If this were merely an innocuous case of the government and industry passing the buck back and forth, we would be more than happy to let the big-dollar lawyers just hammer away at each other in civil actions over the gulf oil spill.
But with each new allegation of cozy dealings between the Minerals Management Service and BP, momentum grows for the Justice Department to pursue a criminal probe into circumstances that led to this disaster.
The New York Times reported Friday that regulators allowed BP and other companies to drill in the gulf without obtaining the required permits concerning endangered species and waived environmental impact statements despite the protests of staff biologists and engineers.
BP had claimed in its drilling plan that the odds of an oil spill were slight and that drilling would not have an adverse impact on endangered species.
This departure from standard procedure raises questions about the possibility of preferential treatment and what might have caused regulators to short-circuit their approval process. Moreover, the BP claim of a minimal threat to the environment now strikes some as a misleading assessment that regulators either accepted blindly or knew to be false and failed to challenge.
More troubling evidence has emerged in recent days. For example, a worker on the rig told “60 Minutes” that drillers were under pressure to work faster, which may have caused a mishap with “mud,” a drilling fluid pumped down the well to control oil and gas. Likewise, cement work, loose pipes and a dead battery on the rig have been questioned.
All these charges are only that — charges — and must be sorted out. Late Monday, word spread that President Barack Obama will establish an independent commission to investigate. This may be a good first step, but it’s critical that whatever form the probe takes, accountability and consequences are the end result.
Criminal probes resulting from energy-related accidents and regulatory failures aren’t unprecedented. BP, for example, agreed to pay millions in criminal penalties for several major incidents, including a Texas City refinery explosion in 2005. The FBI reportedly has launched a criminal investigation into the recent Massey Energy mine explosion that killed 29 West Virginia coal miners.

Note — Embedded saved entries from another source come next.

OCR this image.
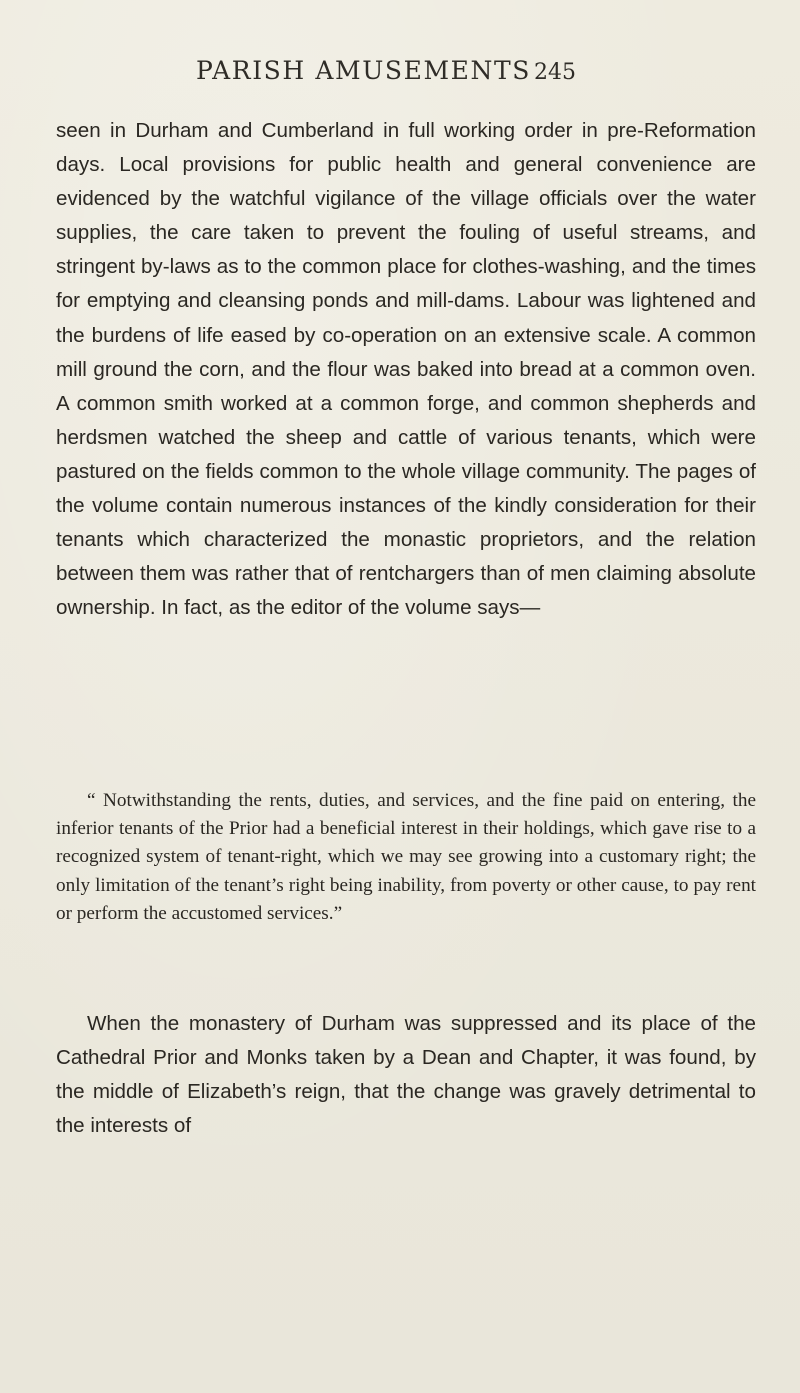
PARISH AMUSEMENTS 245

seen in Durham and Cumberland in full working order in pre-Reformation days. Local provisions for public health and general convenience are evidenced by the watchful vigilance of the village officials over the water supplies, the care taken to prevent the fouling of useful streams, and stringent by-laws as to the common place for clothes-washing, and the times for emptying and cleansing ponds and mill-dams. Labour was lightened and the burdens of life eased by co-operation on an extensive scale. A common mill ground the corn, and the flour was baked into bread at a common oven. A common smith worked at a common forge, and common shepherds and herdsmen watched the sheep and cattle of various tenants, which were pastured on the fields common to the whole village community. The pages of the volume contain numerous instances of the kindly consideration for their tenants which characterized the monastic proprietors, and the relation between them was rather that of rentchargers than of men claiming absolute ownership. In fact, as the editor of the volume says—

“ Notwithstanding the rents, duties, and services, and the fine paid on entering, the inferior tenants of the Prior had a beneficial interest in their holdings, which gave rise to a recognized system of tenant-right, which we may see growing into a customary right; the only limitation of the tenant’s right being inability, from poverty or other cause, to pay rent or perform the accustomed services.”

When the monastery of Durham was suppressed and its place of the Cathedral Prior and Monks taken by a Dean and Chapter, it was found, by the middle of Elizabeth’s reign, that the change was gravely detrimental to the interests of
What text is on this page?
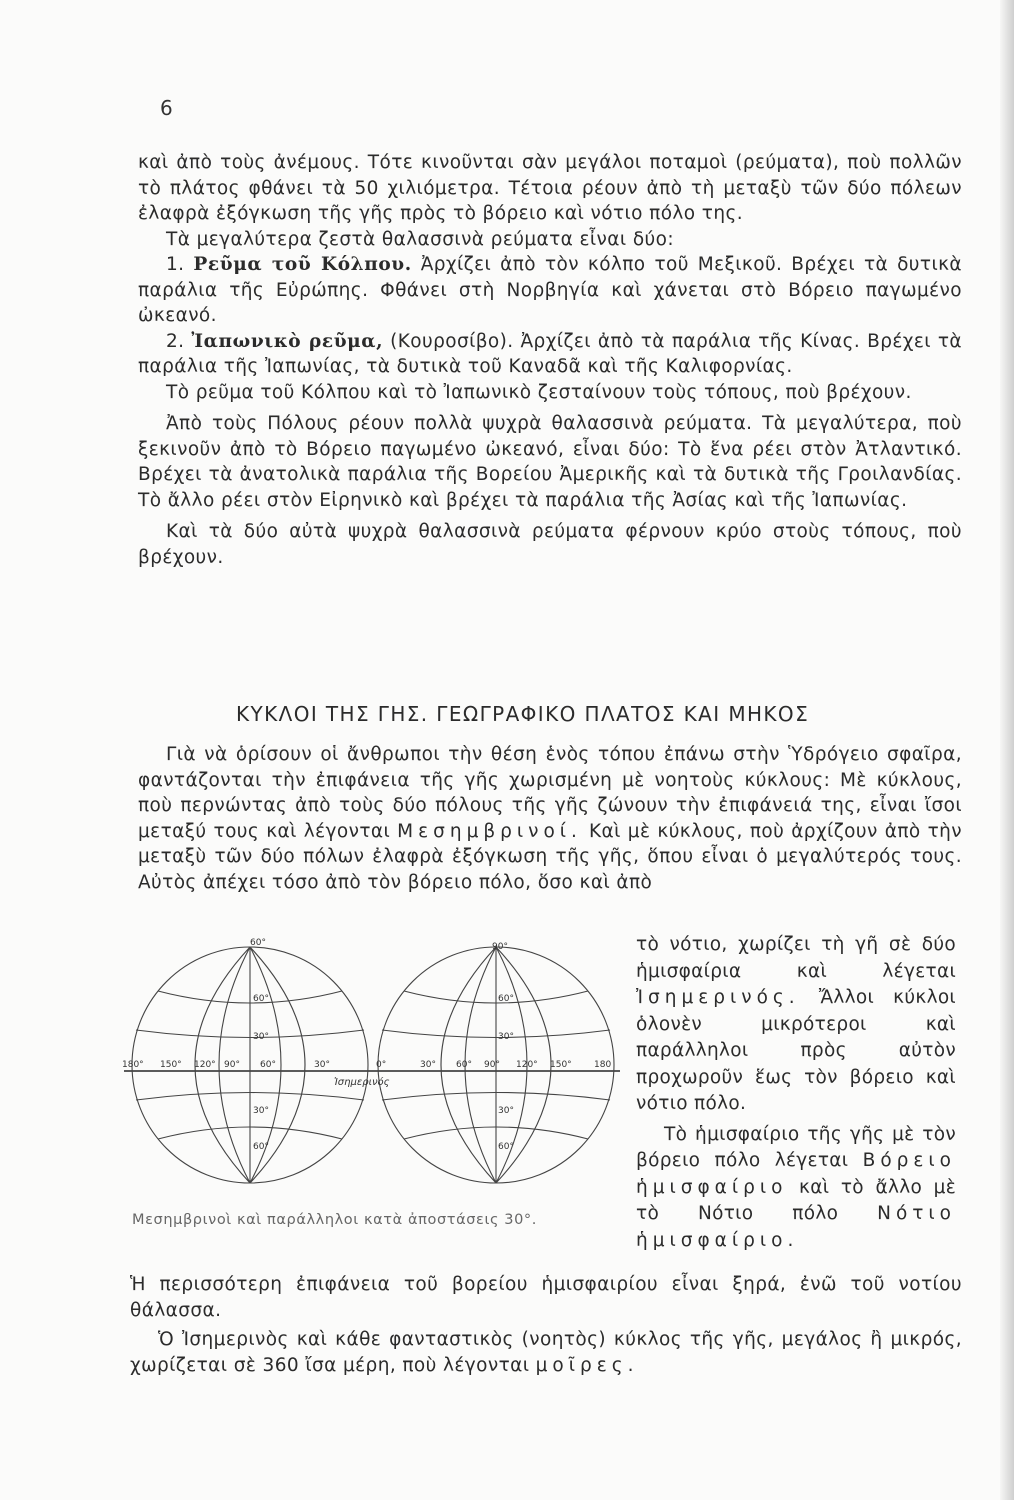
6

καὶ ἀπὸ τοὺς ἀνέμους. Τότε κινοῦνται σὰν μεγάλοι ποταμοὶ (ρεύματα), ποὺ πολλῶν τὸ πλάτος φθάνει τὰ 50 χιλιόμετρα. Τέτοια ρέουν ἀπὸ τὴ μεταξὺ τῶν δύο πόλεων ἐλαφρὰ ἐξόγκωση τῆς γῆς πρὸς τὸ βόρειο καὶ νότιο πόλο της.

Τὰ μεγαλύτερα ζεστὰ θαλασσινὰ ρεύματα εἶναι δύο:

1. Ρεῦμα τοῦ Κόλπου. Ἀρχίζει ἀπὸ τὸν κόλπο τοῦ Μεξικοῦ. Βρέχει τὰ δυτικὰ παράλια τῆς Εὐρώπης. Φθάνει στὴ Νορβηγία καὶ χάνεται στὸ Βόρειο παγωμένο ὠκεανό.

2. Ἰαπωνικὸ ρεῦμα, (Κουροσίβο). Ἀρχίζει ἀπὸ τὰ παράλια τῆς Κίνας. Βρέχει τὰ παράλια τῆς Ἰαπωνίας, τὰ δυτικὰ τοῦ Καναδᾶ καὶ τῆς Καλιφορνίας.

Τὸ ρεῦμα τοῦ Κόλπου καὶ τὸ Ἰαπωνικὸ ζεσταίνουν τοὺς τόπους, ποὺ βρέχουν.

Ἀπὸ τοὺς Πόλους ρέουν πολλὰ ψυχρὰ θαλασσινὰ ρεύματα. Τὰ μεγαλύτερα, ποὺ ξεκινοῦν ἀπὸ τὸ Βόρειο παγωμένο ὠκεανό, εἶναι δύο: Τὸ ἕνα ρέει στὸν Ἀτλαντικό. Βρέχει τὰ ἀνατολικὰ παράλια τῆς Βορείου Ἀμερικῆς καὶ τὰ δυτικὰ τῆς Γροιλανδίας. Τὸ ἄλλο ρέει στὸν Εἰρηνικὸ καὶ βρέχει τὰ παράλια τῆς Ἀσίας καὶ τῆς Ἰαπωνίας.

Καὶ τὰ δύο αὐτὰ ψυχρὰ θαλασσινὰ ρεύματα φέρνουν κρύο στοὺς τόπους, ποὺ βρέχουν.

ΚΥΚΛΟΙ ΤΗΣ ΓΗΣ. ΓΕΩΓΡΑΦΙΚΟ ΠΛΑΤΟΣ ΚΑΙ ΜΗΚΟΣ

Γιὰ νὰ ὁρίσουν οἱ ἄνθρωποι τὴν θέση ἑνὸς τόπου ἐπάνω στὴν Ὑδρόγειο σφαῖρα, φαντάζονται τὴν ἐπιφάνεια τῆς γῆς χωρισμένη μὲ νοητοὺς κύκλους: Μὲ κύκλους, ποὺ περνώντας ἀπὸ τοὺς δύο πόλους τῆς γῆς ζώνουν τὴν ἐπιφάνειά της, εἶναι ἴσοι μεταξύ τους καὶ λέγονται Μεσημβρινοί. Καὶ μὲ κύκλους, ποὺ ἀρχίζουν ἀπὸ τὴν μεταξὺ τῶν δύο πόλων ἐλαφρὰ ἐξόγκωση τῆς γῆς, ὅπου εἶναι ὁ μεγαλύτερός τους. Αὐτὸς ἀπέχει τόσο ἀπὸ τὸν βόρειο πόλο, ὅσο καὶ ἀπὸ

60°
60°
30°
30°
60°
180° 150° 120° 90° 60°	30°
90°
60°
30°
30°
60°
0°	30° 60° 90° 120° 150° 180
Ἰσημερινός
Μεσημβρινοὶ καὶ παράλληλοι κατὰ ἀποστάσεις 30°.

τὸ νότιο, χωρίζει τὴ γῆ σὲ δύο ἡμισφαίρια καὶ λέγεται Ἰσημερινός. Ἄλλοι κύκλοι ὁλονὲν μικρότεροι καὶ παράλληλοι πρὸς αὐτὸν προχωροῦν ἕως τὸν βόρειο καὶ νότιο πόλο.

Τὸ ἡμισφαίριο τῆς γῆς μὲ τὸν βόρειο πόλο λέγεται Βόρειο ἡμισφαίριο καὶ τὸ ἄλλο μὲ τὸ Νότιο πόλο Νότιο ἡμισφαίριο.

Ἡ περισσότερη ἐπιφάνεια τοῦ βορείου ἡμισφαιρίου εἶναι ξηρά, ἐνῶ τοῦ νοτίου θάλασσα.

Ὁ Ἰσημερινὸς καὶ κάθε φανταστικὸς (νοητὸς) κύκλος τῆς γῆς, μεγάλος ἢ μικρός, χωρίζεται σὲ 360 ἴσα μέρη, ποὺ λέγονται μοῖρες.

Under federal laws, the Deepwater Horizon spill could result in misdemeanor negligence charges. If regulators looked the other way — or if BP and others took risky shortcuts that contributed to the magnitude of the spill — charges could be even more serious. The key, legal experts say, is whether companies and regulators knowingly violated rules.
A criminal probe is an important next step in finding the truth because many questions are not likely to be fully answered until regulators and drilling executives are hauled into court — with more than civil penalties at stake.
Americans deserve a full and appropriate accountability of those involved.